In Phase One, the distinction between essential and non-essential businesses is removed and individuals can leave their homes for any commercial activity that is open. Small outdoor gatherings are allowed, but gatherings more than 10 are still prohibited. Religious services and First Amendment activities are also allowed but must follow social distancing protocols. However, the 10-person limit doesn’t apply to these gatherings, but they should gather outside unless impossible.
“COVID-19 is still a serious threat to our state, and Phase 1 is designed to be a limited easing of restrictions that can boost parts of our economy while keeping important safety rules in place,” said Governor Cooper. “This is a careful and deliberate first step, guided by the data, and North Carolinians still must use caution while this virus is circulating.”

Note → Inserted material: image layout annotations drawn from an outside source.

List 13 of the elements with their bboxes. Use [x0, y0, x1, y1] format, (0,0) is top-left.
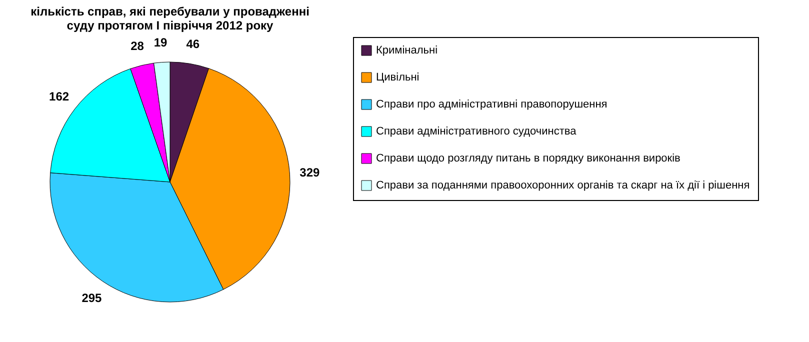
data-label: 329	[300, 166, 320, 180]
legend-label: Цивільні	[376, 72, 420, 84]
data-label: 46	[186, 36, 200, 51]
chart-title: кількість справ, які перебували у провадженні суду протягом I півріччя 2012 року	[30, 4, 310, 32]
legend-label: Кримінальні	[376, 44, 438, 56]
legend-label: Справи за поданнями правоохоронних органів та скарг на їх дії і рішення	[376, 180, 750, 192]
data-label: 295	[82, 291, 102, 306]
legend-label: Справи адміністративного судочинства	[376, 126, 578, 138]
data-label: 28	[130, 38, 144, 53]
data-label: 162	[49, 90, 70, 104]
legend-label: Справи щодо розгляду питань в порядку виконання вироків	[376, 152, 681, 164]
data-label: 19	[154, 35, 168, 50]
legend-label: Справи про адміністративні правопорушення	[376, 98, 608, 110]
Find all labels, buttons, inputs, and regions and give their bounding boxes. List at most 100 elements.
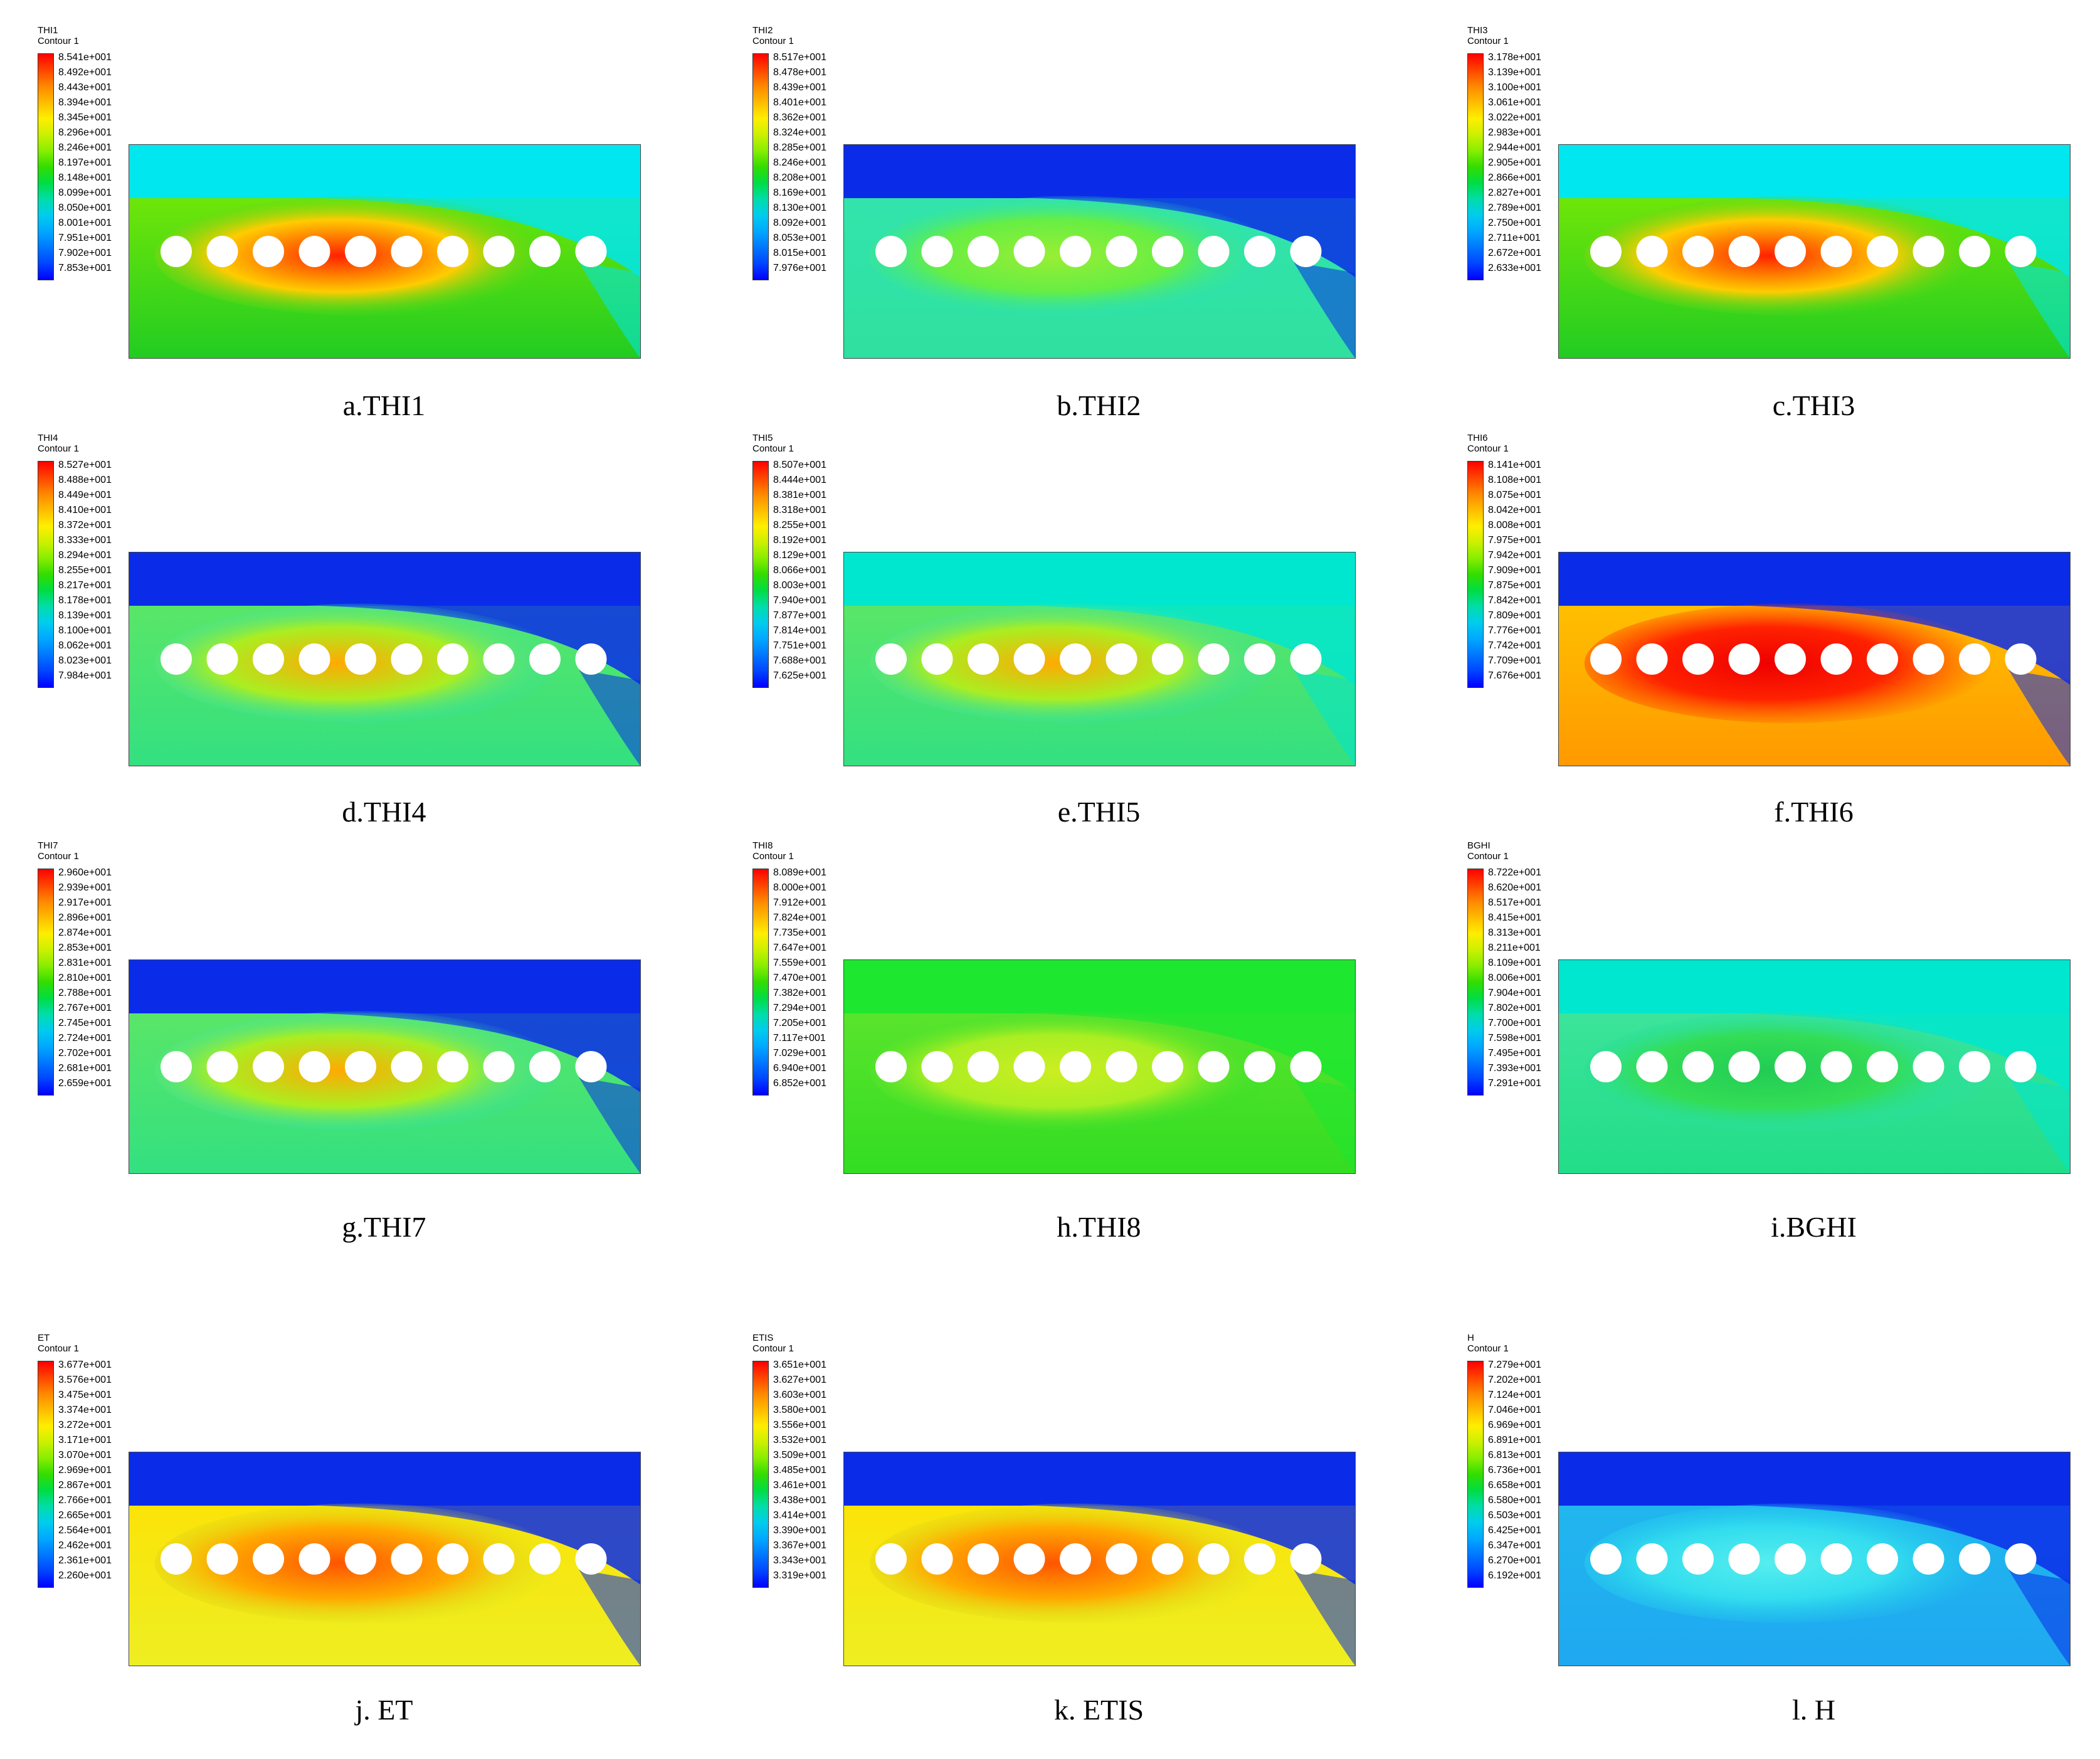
legend-tick-label: 8.401e+001 bbox=[773, 97, 826, 108]
legend-colorbar bbox=[752, 461, 769, 688]
pipe-circle bbox=[1959, 236, 1990, 267]
legend-tick-label: 3.171e+001 bbox=[58, 1435, 112, 1445]
pipe-circle bbox=[1290, 1543, 1322, 1575]
pipe-circle bbox=[345, 1543, 376, 1575]
legend-tick-label: 8.108e+001 bbox=[1488, 475, 1541, 485]
legend-tick-label: 2.917e+001 bbox=[58, 897, 112, 908]
legend-tick-label: 7.202e+001 bbox=[1488, 1375, 1541, 1385]
contour-panel-thi8: THI8 Contour 1 8.089e+001 8.000e+001 7.912e… bbox=[749, 840, 1427, 1229]
legend-tick-label: 8.296e+001 bbox=[58, 127, 112, 138]
legend-tick-label: 8.023e+001 bbox=[58, 655, 112, 666]
pipe-circle bbox=[298, 643, 330, 675]
legend-tick-label: 8.178e+001 bbox=[58, 595, 112, 606]
pipe-circle bbox=[298, 236, 330, 267]
contour-panel-bghi: BGHI Contour 1 8.722e+001 8.620e+001 8.517e… bbox=[1464, 840, 2100, 1229]
pipe-circle bbox=[253, 1051, 284, 1082]
legend-tick-label: 6.580e+001 bbox=[1488, 1495, 1541, 1506]
legend-tick-label: 8.294e+001 bbox=[58, 550, 112, 561]
pipe-circle bbox=[1636, 1051, 1668, 1082]
legend-tick-label: 8.062e+001 bbox=[58, 640, 112, 651]
legend-tick-label: 8.492e+001 bbox=[58, 67, 112, 78]
pipe-circle bbox=[1244, 643, 1275, 675]
legend-tick-label: 8.541e+001 bbox=[58, 52, 112, 63]
legend-tick-label: 8.722e+001 bbox=[1488, 867, 1541, 878]
legend-tick-label: 3.532e+001 bbox=[773, 1435, 826, 1445]
pipe-circle bbox=[1105, 643, 1137, 675]
pipe-circle bbox=[1913, 643, 1944, 675]
legend-tick-label: 3.580e+001 bbox=[773, 1405, 826, 1415]
pipe-circle bbox=[1105, 236, 1137, 267]
pipe-circle bbox=[1105, 1543, 1137, 1575]
legend-tick-label: 8.092e+001 bbox=[773, 218, 826, 228]
pipe-circle bbox=[1913, 1051, 1944, 1082]
legend-tick-label: 7.877e+001 bbox=[773, 610, 826, 621]
contour-panel-h: H Contour 1 7.279e+001 7.202e+001 7.124e+00… bbox=[1464, 1333, 2100, 1721]
legend-colorbar bbox=[1467, 53, 1484, 280]
contour-panel-thi2: THI2 Contour 1 8.517e+001 8.478e+001 8.439e… bbox=[749, 25, 1427, 414]
legend-tick-label: 8.372e+001 bbox=[58, 520, 112, 531]
legend-title: THI2 Contour 1 bbox=[752, 25, 794, 46]
legend-tick-label: 8.333e+001 bbox=[58, 535, 112, 546]
legend-tick-label: 8.141e+001 bbox=[1488, 460, 1541, 470]
legend-colorbar bbox=[38, 461, 54, 688]
legend-tick-label: 2.766e+001 bbox=[58, 1495, 112, 1506]
legend-colorbar bbox=[1467, 461, 1484, 688]
legend-tick-label: 2.789e+001 bbox=[1488, 203, 1541, 213]
contour-plot bbox=[843, 552, 1356, 766]
legend-tick-label: 8.015e+001 bbox=[773, 248, 826, 258]
legend-tick-label: 7.942e+001 bbox=[1488, 550, 1541, 561]
legend-tick-label: 7.809e+001 bbox=[1488, 610, 1541, 621]
legend-tick-label: 8.246e+001 bbox=[58, 142, 112, 153]
legend-colorbar bbox=[38, 869, 54, 1096]
legend-tick-label: 8.089e+001 bbox=[773, 867, 826, 878]
legend-tick-label: 2.361e+001 bbox=[58, 1555, 112, 1566]
legend-tick-label: 3.677e+001 bbox=[58, 1360, 112, 1370]
legend-colorbar bbox=[752, 53, 769, 280]
legend-tick-label: 8.109e+001 bbox=[1488, 958, 1541, 968]
legend-tick-label: 2.983e+001 bbox=[1488, 127, 1541, 138]
legend-title: BGHI Contour 1 bbox=[1467, 840, 1509, 862]
legend-tick-label: 8.148e+001 bbox=[58, 172, 112, 183]
pipe-circle bbox=[483, 643, 515, 675]
legend-tick-label: 2.665e+001 bbox=[58, 1510, 112, 1521]
legend-tick-label: 8.100e+001 bbox=[58, 625, 112, 636]
legend-tick-label: 7.902e+001 bbox=[58, 248, 112, 258]
legend-tick-label: 6.658e+001 bbox=[1488, 1480, 1541, 1491]
legend-colorbar bbox=[752, 1361, 769, 1588]
legend-title: H Contour 1 bbox=[1467, 1333, 1509, 1354]
pipe-circle bbox=[298, 1051, 330, 1082]
pipe-circle bbox=[161, 643, 192, 675]
pipe-circle bbox=[1775, 643, 1806, 675]
pipe-circle bbox=[1867, 643, 1898, 675]
legend-colorbar bbox=[1467, 1361, 1484, 1588]
legend-tick-label: 2.874e+001 bbox=[58, 927, 112, 938]
contour-plot bbox=[129, 144, 641, 359]
legend-tick-label: 8.285e+001 bbox=[773, 142, 826, 153]
legend-tick-label: 7.625e+001 bbox=[773, 670, 826, 681]
pipe-circle bbox=[253, 1543, 284, 1575]
legend-tick-label: 6.813e+001 bbox=[1488, 1450, 1541, 1461]
legend-tick-label: 7.776e+001 bbox=[1488, 625, 1541, 636]
pipe-circle bbox=[968, 1543, 999, 1575]
pipe-circle bbox=[1867, 1543, 1898, 1575]
pipe-circle bbox=[529, 1543, 561, 1575]
pipe-circle bbox=[437, 643, 468, 675]
contour-plot bbox=[1558, 144, 2071, 359]
pipe-circle bbox=[875, 1543, 907, 1575]
pipe-circle bbox=[161, 236, 192, 267]
contour-panel-thi7: THI7 Contour 1 2.960e+001 2.939e+001 2.917e… bbox=[34, 840, 712, 1229]
legend-tick-label: 8.318e+001 bbox=[773, 505, 826, 515]
panel-caption: k. ETIS bbox=[1053, 1694, 1144, 1726]
pipe-circle bbox=[1820, 1543, 1852, 1575]
legend-tick-label: 8.255e+001 bbox=[58, 565, 112, 576]
pipe-circle bbox=[1913, 1543, 1944, 1575]
pipe-circle bbox=[1682, 643, 1714, 675]
pipe-circle bbox=[2005, 236, 2037, 267]
legend-tick-label: 8.345e+001 bbox=[58, 112, 112, 123]
legend-tick-label: 8.001e+001 bbox=[58, 218, 112, 228]
legend-tick-label: 8.169e+001 bbox=[773, 188, 826, 198]
legend-tick-label: 7.117e+001 bbox=[773, 1033, 826, 1043]
legend-title: THI1 Contour 1 bbox=[38, 25, 79, 46]
legend-tick-label: 2.896e+001 bbox=[58, 912, 112, 923]
pipe-circle bbox=[1728, 236, 1760, 267]
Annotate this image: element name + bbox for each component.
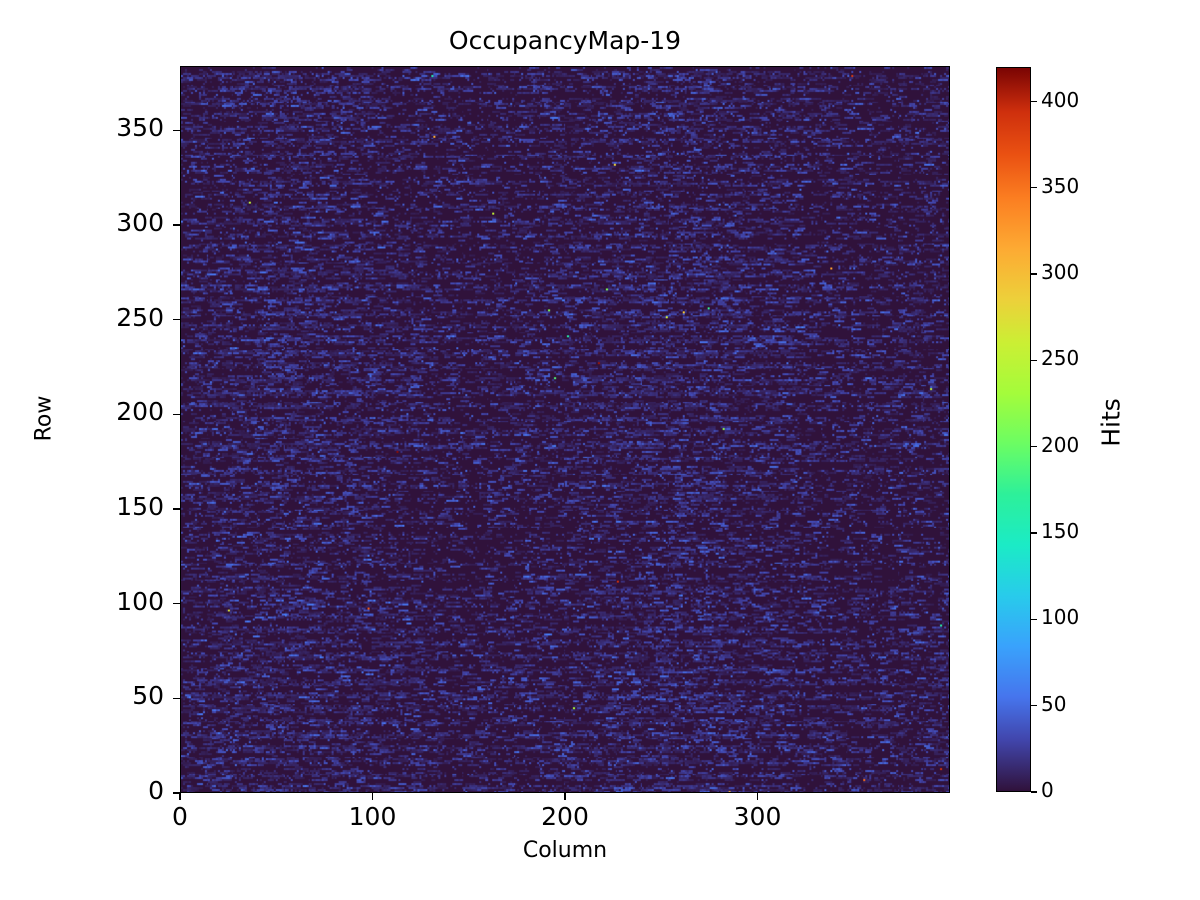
x-tick-0 [179,793,181,800]
colorbar-tick-400 [1031,100,1037,103]
y-tick-label-100: 100 [116,586,164,616]
colorbar-tick-150 [1031,532,1037,534]
colorbar-tick-label-150: 150 [1041,519,1080,544]
colorbar-tick-300 [1031,273,1037,275]
colorbar-tick-label-200: 200 [1041,432,1080,457]
colorbar-label: Hits [1096,398,1126,447]
x-tick-100 [371,793,374,800]
chart-title: OccupancyMap-19 [448,26,682,55]
x-tick-label-200: 200 [541,802,589,831]
x-tick-label-300: 300 [733,802,782,831]
x-axis-label: Column [522,838,608,863]
heatmap-axes[interactable] [180,66,950,793]
colorbar-tick-350 [1031,187,1037,189]
colorbar-tick-label-350: 350 [1041,173,1080,198]
y-tick-label-50: 50 [132,681,164,711]
colorbar-tick-250 [1031,359,1037,362]
y-tick-label-150: 150 [116,492,164,522]
colorbar-tick-200 [1031,446,1037,448]
colorbar-tick-label-250: 250 [1041,346,1080,371]
y-tick-350 [173,129,180,132]
x-tick-200 [564,793,566,800]
y-tick-label-200: 200 [116,397,164,427]
x-tick-300 [756,793,759,800]
colorbar-tick-label-0: 0 [1041,778,1054,802]
y-tick-300 [173,224,180,226]
x-tick-label-100: 100 [348,802,397,831]
colorbar-tick-50 [1031,705,1037,707]
y-axis-label: Row [31,395,57,442]
y-tick-label-350: 350 [116,113,164,143]
y-tick-label-0: 0 [148,776,164,805]
y-tick-label-300: 300 [116,208,164,238]
y-tick-label-250: 250 [116,302,164,332]
occupancy-heatmap-image[interactable] [181,67,949,792]
colorbar-gradient [997,68,1030,791]
y-tick-250 [173,318,180,321]
colorbar-tick-100 [1031,618,1037,621]
y-tick-150 [173,508,180,510]
colorbar-tick-label-300: 300 [1041,260,1080,285]
colorbar-tick-label-50: 50 [1041,691,1067,716]
x-tick-label-0: 0 [172,802,188,831]
colorbar[interactable] [996,67,1031,792]
y-tick-100 [173,602,180,605]
y-tick-50 [173,697,180,700]
colorbar-tick-label-400: 400 [1041,87,1080,112]
y-tick-0 [173,792,180,794]
colorbar-tick-label-100: 100 [1041,605,1080,630]
colorbar-tick-0 [1031,791,1037,793]
y-tick-200 [173,413,180,416]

Those who do decide to go out they are encouraged to wear a face mask, carry hand sanitizer, wash their hands whenever possible, and regularly clean high-touch surfaces.
“When leaving home and wear it inside all public settings such as grocery stores, pharmacies, or other retail or public-serving businesses. A Face Covering should also be worn outdoors when you cannot maintain at least six (6) feet distancing from other people with the exception of family or household members. These coverings function to protect other people more than the wearer,” states the Executive Order.
Retail stores can operate at 50 percent capacity. Additionally, customers must stand six feet apart and retailers should provide hand sanitizer, screen employees, and frequently clean. NCDHHS is posting the screening questionnaire online.
Businesses that remain closed are bars, personal care businesses, entertainment venues, and gyms.
Restaurants may only continue to serve customers for drive-through, takeout and delivery.
All employees are encouraged to wear face masks or coverings and Cooper still recommends teleworking whenever possible.
Long-term care facilities are still closed to visitors.
Parks are encouraged to open if they can accommodate social distancing, but playgrounds should remain closed.
Childcare facilities will be open to serve families who need the assistance. The organizations are required to follow strict cleaning protocols. Summer day camps can operate in compliance with NC DHHS guidelines.
In explaining the decision to move to Phase One, Cooper and Secretary Cohen reported North Carolina remains stable on the following key metrics:
- Trajectory in COVID-Like Illness (CLI) Surveillance Over 14 Days – North Carolina’s syndromic surveillance trend for COVID-like illness is decreasing.
- Trajectory of Lab-Confirmed Cases Over 14 Days – North Carolina’s trajectory of lab-confirmed cases over the last 14 days cases is slightly increasing.
- Trajectory in Percent of Tests Returning Positive Over 14 Days – North Carolina’s trajectory in percent of tests returning positive over the last 14 days is decreasing.
- Trajectory in Hospitalizations Over 14 Days – North Carolina’s trajectory of hospitalizations over the last 14 days is level.
In addition to these metrics, the state continues building capacity to be able to adequately respond to an increase in virus spread. These areas include:
- Laboratory Testing – North Carolina has doubled the daily testing rate.
- Tracing Capability – The Carolina Community Tracing Collaborative has received over 4,000 applications and is in the process of hiring 250 new contact tracers.
- Personal Protective Equipment – Supply chains continue to improve with the exception of gowns.
The order is in effect until 5 p,m, on Friday, May 22. However, the end of this Order does not necessarily mean the state will move to Phase Two. Phase Two only start if data and indicators are in the right place.